What the Future of Condo Elevators Could Look Like
Wednesday Jan 15th, 2020Share
Whether you love them or hate them, elevators are a necessary part of condo living. As buildings get taller, elevator manufacturers have been forced to innovate to keep up with modern-day needs. In 1857, Otis Elevator invented the first passenger elevator in a five-storey building in New York City. This innovation ultimately paved the way for the rise – literally – of skyscrapers across the world and changed the face of urban landscapes forever.
Despite the fact that elevators can now take us as high as 163 storeys (in the Burj Khalifa, the world’s tallest building), the technology hasn’t evolved much since they were first invented. Today’s elevators are still heavily dependent on the original system of cables and pulleys, leaving the door wide open for major innovations. Here’s how elevator manufacturers have been thinking outside the box.
Elevators that go sideways
ThyssenKrupp is currently working on a rope-less, magnetic elevator called the Multi that uses motors on tracks instead of cables and pulleys.
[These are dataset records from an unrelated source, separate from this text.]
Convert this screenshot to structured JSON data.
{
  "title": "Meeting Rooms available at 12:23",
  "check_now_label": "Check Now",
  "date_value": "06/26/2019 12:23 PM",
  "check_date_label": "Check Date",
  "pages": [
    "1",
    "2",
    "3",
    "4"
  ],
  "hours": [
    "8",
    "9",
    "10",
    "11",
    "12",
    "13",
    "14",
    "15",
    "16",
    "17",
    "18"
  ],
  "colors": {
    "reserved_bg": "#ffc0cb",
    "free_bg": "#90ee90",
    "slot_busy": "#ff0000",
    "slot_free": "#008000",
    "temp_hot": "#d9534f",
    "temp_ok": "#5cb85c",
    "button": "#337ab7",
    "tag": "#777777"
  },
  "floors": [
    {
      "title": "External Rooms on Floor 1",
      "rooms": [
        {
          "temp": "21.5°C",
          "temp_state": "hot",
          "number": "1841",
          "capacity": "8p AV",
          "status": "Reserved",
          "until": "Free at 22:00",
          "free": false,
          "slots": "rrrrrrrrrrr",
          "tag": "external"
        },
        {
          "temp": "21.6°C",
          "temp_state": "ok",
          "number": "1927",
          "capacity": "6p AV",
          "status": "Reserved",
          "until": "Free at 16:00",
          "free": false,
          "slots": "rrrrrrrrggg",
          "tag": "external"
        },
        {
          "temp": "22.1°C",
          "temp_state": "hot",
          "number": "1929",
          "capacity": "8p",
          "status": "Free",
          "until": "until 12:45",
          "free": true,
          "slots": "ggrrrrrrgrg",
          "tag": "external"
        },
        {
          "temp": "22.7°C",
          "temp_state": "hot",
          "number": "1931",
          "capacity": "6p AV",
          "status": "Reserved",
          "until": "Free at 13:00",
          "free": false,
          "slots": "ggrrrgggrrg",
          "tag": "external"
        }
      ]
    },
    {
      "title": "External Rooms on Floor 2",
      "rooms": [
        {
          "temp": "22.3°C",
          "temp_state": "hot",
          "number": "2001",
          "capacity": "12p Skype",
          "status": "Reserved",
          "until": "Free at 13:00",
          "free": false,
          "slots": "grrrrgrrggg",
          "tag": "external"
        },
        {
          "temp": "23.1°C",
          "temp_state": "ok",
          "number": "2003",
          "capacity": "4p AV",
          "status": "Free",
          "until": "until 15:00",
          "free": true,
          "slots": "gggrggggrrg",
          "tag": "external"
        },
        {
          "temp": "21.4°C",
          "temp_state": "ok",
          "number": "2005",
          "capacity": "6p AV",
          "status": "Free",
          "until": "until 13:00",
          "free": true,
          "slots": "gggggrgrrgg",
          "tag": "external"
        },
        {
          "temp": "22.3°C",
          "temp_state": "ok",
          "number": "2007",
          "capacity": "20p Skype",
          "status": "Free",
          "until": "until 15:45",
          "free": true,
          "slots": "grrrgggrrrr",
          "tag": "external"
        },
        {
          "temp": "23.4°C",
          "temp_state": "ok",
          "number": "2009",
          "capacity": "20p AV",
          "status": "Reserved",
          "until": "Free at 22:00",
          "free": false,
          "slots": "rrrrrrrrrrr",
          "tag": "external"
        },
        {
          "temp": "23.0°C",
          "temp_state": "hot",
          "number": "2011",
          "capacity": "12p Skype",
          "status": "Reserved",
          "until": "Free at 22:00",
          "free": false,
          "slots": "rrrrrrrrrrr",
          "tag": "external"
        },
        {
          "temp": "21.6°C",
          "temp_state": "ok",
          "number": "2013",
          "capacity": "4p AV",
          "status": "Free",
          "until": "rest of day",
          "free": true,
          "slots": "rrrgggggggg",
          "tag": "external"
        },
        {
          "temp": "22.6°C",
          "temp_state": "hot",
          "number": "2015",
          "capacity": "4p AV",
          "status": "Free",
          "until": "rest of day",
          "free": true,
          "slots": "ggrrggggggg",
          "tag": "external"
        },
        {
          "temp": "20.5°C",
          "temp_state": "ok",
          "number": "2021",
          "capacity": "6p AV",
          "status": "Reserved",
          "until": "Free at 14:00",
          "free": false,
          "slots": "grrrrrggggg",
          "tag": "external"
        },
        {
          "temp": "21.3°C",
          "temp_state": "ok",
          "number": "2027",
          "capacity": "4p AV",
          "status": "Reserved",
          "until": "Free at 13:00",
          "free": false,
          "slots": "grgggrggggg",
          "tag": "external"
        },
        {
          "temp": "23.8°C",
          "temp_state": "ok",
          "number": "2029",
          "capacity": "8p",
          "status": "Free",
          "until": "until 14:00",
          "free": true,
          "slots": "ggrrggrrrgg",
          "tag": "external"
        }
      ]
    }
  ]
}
The tracks can rotate, which makes this design a game-changer as it will allow passengers to travel side to side, diagonally, as well as up and down, both inside and outside of a building. Multi can also accommodate multiple cars in the same elevator shaft with algorithms ensuring cars never collide or get in the way of each other. This saves on real estate space, energy, and reduces wait times during rush hour traffic. This system is undergoing tests in Rottweil, Germany, and it’s expected that it will receive certification for Canada as early as mid-2022.
Elevators that go up really, really fast
In 2016, Mitsubishi Electric set a record with the NexWay system, which can travel as fast as 73.8 Kilometres per hour. To compare, the high-speed elevators in the CN Tower only go 22 Kilometres per hour. The NexWay elevators were installed in the Shanghai Tower, gathering multiple Guinness World Records for being the world’s fastest elevator, the tallest elevator in a building, and the fastest double-deck elevator. It takes only a minute to go from the basement level to the observation deck on the 121st floor. Plus, thanks to the vibration resistance technology and the pressurized cabin, passengers don’t have to worry about their ears popping.
Elevators with no buttons
Imagine entering an elevator only to find there are absolutely no buttons to press. It’s not a mistake; instead it’s an efficient way to get multiple passengers where they need to go faster. Instead of stepping inside the elevator and pressing a button, you must select which floor you want to go to before you enter the elevator. There is a touch-screen panel where you select which floor you want to go to, then it assigns you a letter, to which you must head towards the lettered elevator indicated on the panel. You board the elevator and it automatically takes you to the floor you requested.
This system may be confusing for first-timers, but it’s incredibly efficient because it analysis which car is closest to you, which direction it’s going, how many people are waiting on what floors, and gathers all this information to ensure that you get in a car as fast as possible with the least amount of stops on the way. This destination dispatch system has rolled out across modern office buildings in the country, so it won’t be long before they start appearing in residential condos.